Frigga smiled back anyway, nodding. "I do see," she replied emphatically, with all the grace of humoring a small child, as she brushed back his hair from his cheek. There was a bruise there, startlingly purple, and she noted how Loki's jaw clenched at the slight contact. "But being your mother, I worry a bit too much, so let me do this for my sake if not for yours." She winked, and Loki giggled.

"Oh, all right." He parted his lips when she beckoned, and she dabbed the damp cloth to clean him off. The two of them sat upon the bed Frigga shared with Odin, mother cleansing son's face in the aftermath of a scuffle in the training grounds. Loki, two years Thor's junior and not nearly in the same weight class as his older brother, had caught up with Thor and his friends in the courtyard while they were taking a break from sparring. Frigga had seen the entire thing from the window: Loki being a pleasant surprise to his brother, but to his friends, a nuisance: They rolled their eyes and said to each other things like, "Ugh, there he is again."

It was doubtless that Loki was a mischievous child, and he'd shown this most recently by sitting in on the spars after the short break. Eager to tip the scales in his brother's favor (especially after bumbling Volstagg, who was taller and broader and clumsier than all the other children, elbowed Thor in the face and broke his nose), Loki had subtly flicked a finger, and Volstagg had tripped over nothing on the verge of winning the spar.

Sif, who had been sitting next to Loki with her arms folded and her shoulders firmly hunched away from him, indignantly lunged from her seat, dark hair flying. "You did that!" she snarled.

"Me?" Loki's innocent expression was flawless: Eyebrows rose fractionally, eyes widened, jaw slackened in a little "o" of surprise. "I'm only watching, and I did nothing but that. You must have seen somebody else."

Fandral stood as well from the other side of him, glaring. "Yes. This fake blameless person, and the real you-the liar-are two completely different people!" Next to him, Hogun silently smirked, folding his arms across his chest.

Thor wiped the blood from his upper lip and helped Volstagg up with his free hand. "Oh, leave him be. My brother meant no harm."

"Your brother is a cheater, and he's not even in the fight!" Volstagg protested, snatching his hand away as soon as he had stumbled to his feet.

Loki remained calmly sitting on the onlookers' bench, eyes narrowed at Fandral. He hadn't moved since the older boy had spoken to him. "What did you call me?" he asked, cocking his head to the side as if curious.

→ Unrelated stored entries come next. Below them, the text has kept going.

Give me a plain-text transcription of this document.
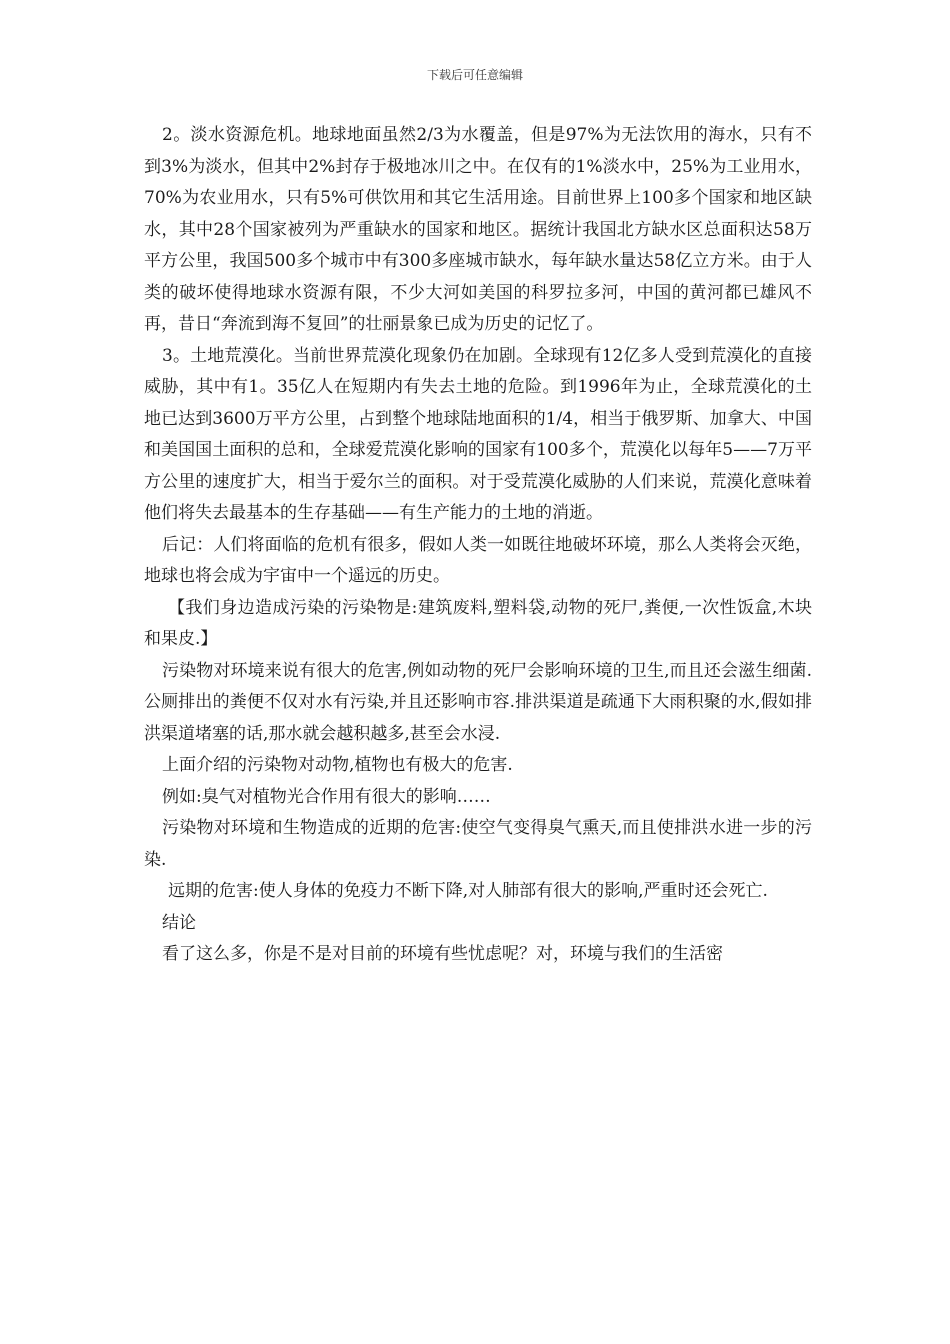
下载后可任意编辑

2。淡水资源危机。地球地面虽然2/3为水覆盖，但是97%为无法饮用的海水，只有不到3%为淡水，但其中2%封存于极地冰川之中。在仅有的1%淡水中，25%为工业用水，70%为农业用水，只有5%可供饮用和其它生活用途。目前世界上100多个国家和地区缺水，其中28个国家被列为严重缺水的国家和地区。据统计我国北方缺水区总面积达58万平方公里，我国500多个城市中有300多座城市缺水，每年缺水量达58亿立方米。由于人类的破坏使得地球水资源有限，不少大河如美国的科罗拉多河，中国的黄河都已雄风不再，昔日“奔流到海不复回”的壮丽景象已成为历史的记忆了。

3。土地荒漠化。当前世界荒漠化现象仍在加剧。全球现有12亿多人受到荒漠化的直接威胁，其中有1。35亿人在短期内有失去土地的危险。到1996年为止，全球荒漠化的土地已达到3600万平方公里，占到整个地球陆地面积的1/4，相当于俄罗斯、加拿大、中国和美国国土面积的总和，全球爱荒漠化影响的国家有100多个，荒漠化以每年5——7万平方公里的速度扩大，相当于爱尔兰的面积。对于受荒漠化威胁的人们来说，荒漠化意味着他们将失去最基本的生存基础——有生产能力的土地的消逝。

后记：人们将面临的危机有很多，假如人类一如既往地破坏环境，那么人类将会灭绝，地球也将会成为宇宙中一个遥远的历史。

【我们身边造成污染的污染物是:建筑废料,塑料袋,动物的死尸,粪便,一次性饭盒,木块和果皮.】

污染物对环境来说有很大的危害,例如动物的死尸会影响环境的卫生,而且还会滋生细菌.公厕排出的粪便不仅对水有污染,并且还影响市容.排洪渠道是疏通下大雨积聚的水,假如排洪渠道堵塞的话,那水就会越积越多,甚至会水浸.

上面介绍的污染物对动物,植物也有极大的危害.

例如:臭气对植物光合作用有很大的影响……

污染物对环境和生物造成的近期的危害:使空气变得臭气熏天,而且使排洪水进一步的污染.

远期的危害:使人身体的免疫力不断下降,对人肺部有很大的影响,严重时还会死亡.

结论

看了这么多，你是不是对目前的环境有些忧虑呢？对，环境与我们的生活密
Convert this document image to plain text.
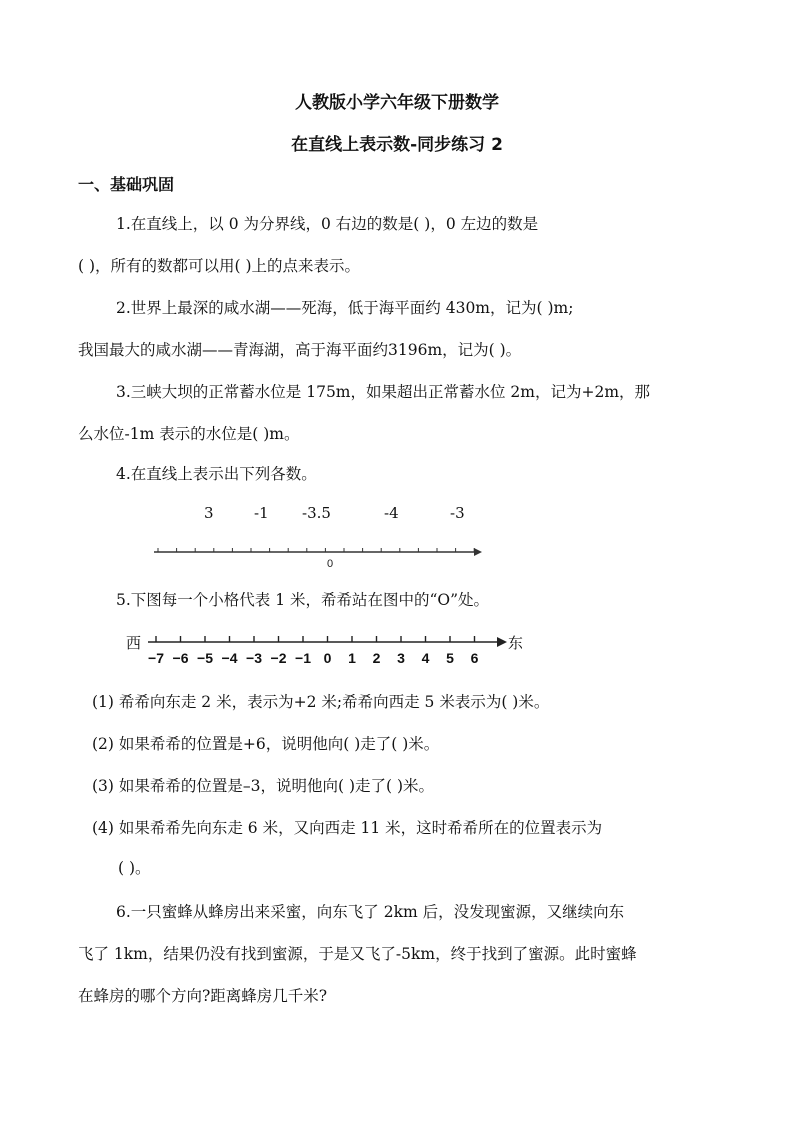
人教版小学六年级下册数学
在直线上表示数-同步练习 2
一、基础巩固
1.在直线上，以 0 为分界线，0 右边的数是( )，0 左边的数是
( )，所有的数都可以用( )上的点来表示。
2.世界上最深的咸水湖——死海，低于海平面约 430m，记为( )m;
我国最大的咸水湖——青海湖，高于海平面约3196m，记为( )。
3.三峡大坝的正常蓄水位是 175m，如果超出正常蓄水位 2m，记为+2m，那
么水位-1m 表示的水位是( )m。
4.在直线上表示出下列各数。
3	-1 -3.5	-4	-3
0
5.下图每一个小格代表 1 米，希希站在图中的“O”处。
西	东
−7 −6 −5 −4 −3 −2 −1 0 1 2 3 4 5 6
(1) 希希向东走 2 米，表示为+2 米;希希向西走 5 米表示为( )米。
(2) 如果希希的位置是+6，说明他向( )走了( )米。
(3) 如果希希的位置是–3，说明他向( )走了( )米。
(4) 如果希希先向东走 6 米，又向西走 11 米，这时希希所在的位置表示为
( )。
6.一只蜜蜂从蜂房出来采蜜，向东飞了 2km 后，没发现蜜源，又继续向东
飞了 1km，结果仍没有找到蜜源，于是又飞了-5km，终于找到了蜜源。此时蜜蜂
在蜂房的哪个方向?距离蜂房几千米?
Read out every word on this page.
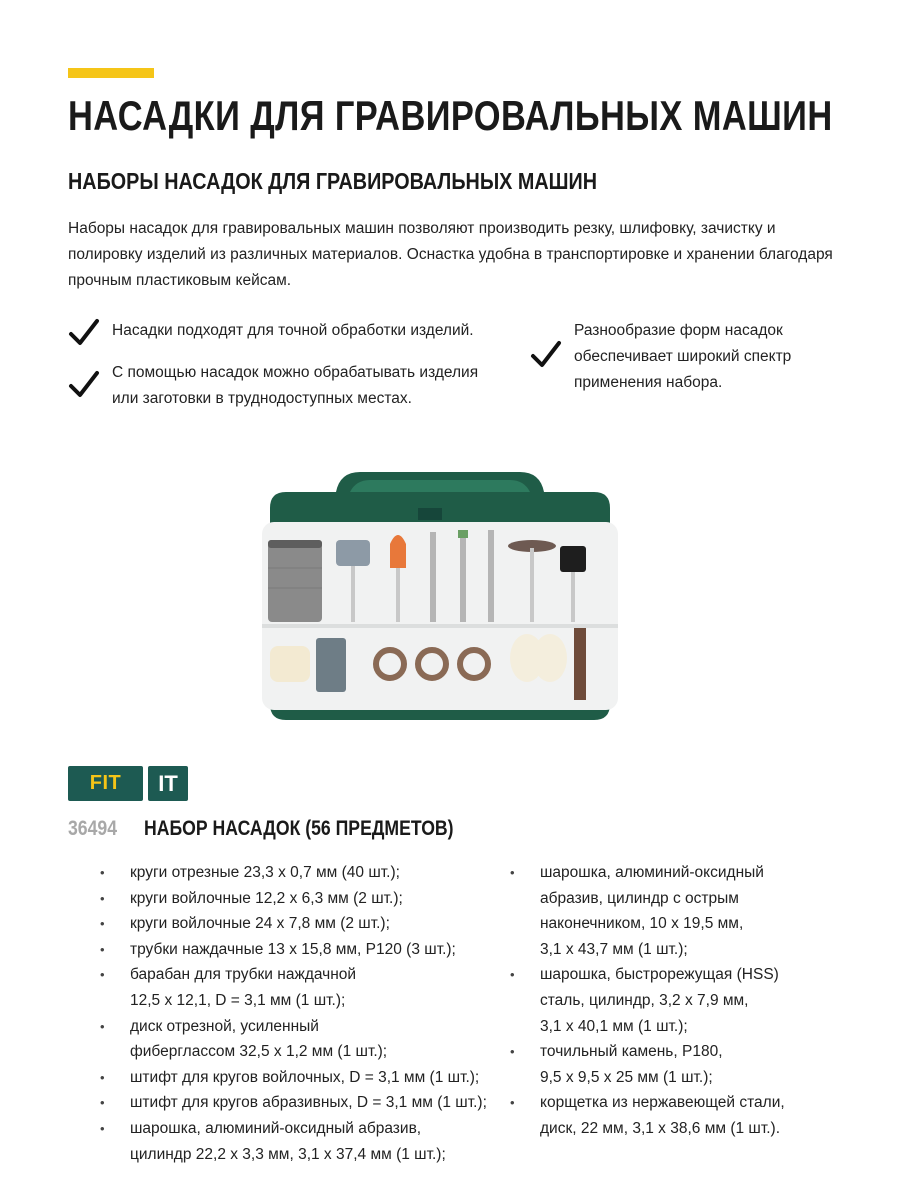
НАСАДКИ ДЛЯ ГРАВИРОВАЛЬНЫХ МАШИН
НАБОРЫ НАСАДОК ДЛЯ ГРАВИРОВАЛЬНЫХ МАШИН

Наборы насадок для гравировальных машин позволяют производить резку, шлифовку, зачистку и
полировку изделий из различных материалов. Оснастка удобна в транспортировке и хранении благодаря
прочным пластиковым кейсам.

Насадки подходят для точной обработки изделий.
С помощью насадок можно обрабатывать изделия
или заготовки в труднодоступных местах.
Разнообразие форм насадок
обеспечивает широкий спектр
применения набора.
FIT IT
36494 НАБОР НАСАДОК (56 ПРЕДМЕТОВ)
• круги отрезные 23,3 х 0,7 мм (40 шт.);
• круги войлочные 12,2 х 6,3 мм (2 шт.);
• круги войлочные 24 х 7,8 мм (2 шт.);
• трубки наждачные 13 х 15,8 мм, Р120 (3 шт.);
• барабан для трубки наждачной
12,5 х 12,1, D = 3,1 мм (1 шт.);
• диск отрезной, усиленный
фибергласcом 32,5 х 1,2 мм (1 шт.);
• штифт для кругов войлочных, D = 3,1 мм (1 шт.);
• штифт для кругов абразивных, D = 3,1 мм (1 шт.);
• шарошка, алюминий-оксидный абразив,
цилиндр 22,2 х 3,3 мм, 3,1 х 37,4 мм (1 шт.);
• шарошка, алюминий-оксидный
абразив, цилиндр с острым
наконечником, 10 х 19,5 мм,
3,1 х 43,7 мм (1 шт.);
• шарошка, быстрорежущая (HSS)
сталь, цилиндр, 3,2 х 7,9 мм,
3,1 х 40,1 мм (1 шт.);
• точильный камень, Р180,
9,5 х 9,5 х 25 мм (1 шт.);
• корщетка из нержавеющей стали,
диск, 22 мм, 3,1 х 38,6 мм (1 шт.).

"A liar," Fandral spat. "I called you a liar, because that's exactly what you are!"

"Come closer," Loki said, "and say that again."

A split lip, a bruised cheek, and a twisted ankle later, Frigga had taken the pouting boy into her room to heal the minor injuries and pacify his annoyed mood.

"Thor didn't need hugs and kisses, Mother, and he actually broke his nose!" Loki piped up again as Frigga finished wiping his face.

"Shhhh." Frigga continued as if he hadn't spoken, shushing him quietly and gently placing her fingers upon the bloodied lip. Her magic wasn't strong, a cool, delicate thing tenderly smoothing out scratches and cuts, but it was enough to make the tension leave Loki's face, to make his curled fists unclench.

She sent him out five minutes later, with a peck on the forehead and a smile, and as soon as his running footsteps faded down the hallway, Odin slipped into the room and closed the door behind him.

Frigga sighed and bowed her head as she took her hair from its intricate updo, letting it fall upon her shoulders as her husband came to sit at the edge of the bed, where Loki had been moments before.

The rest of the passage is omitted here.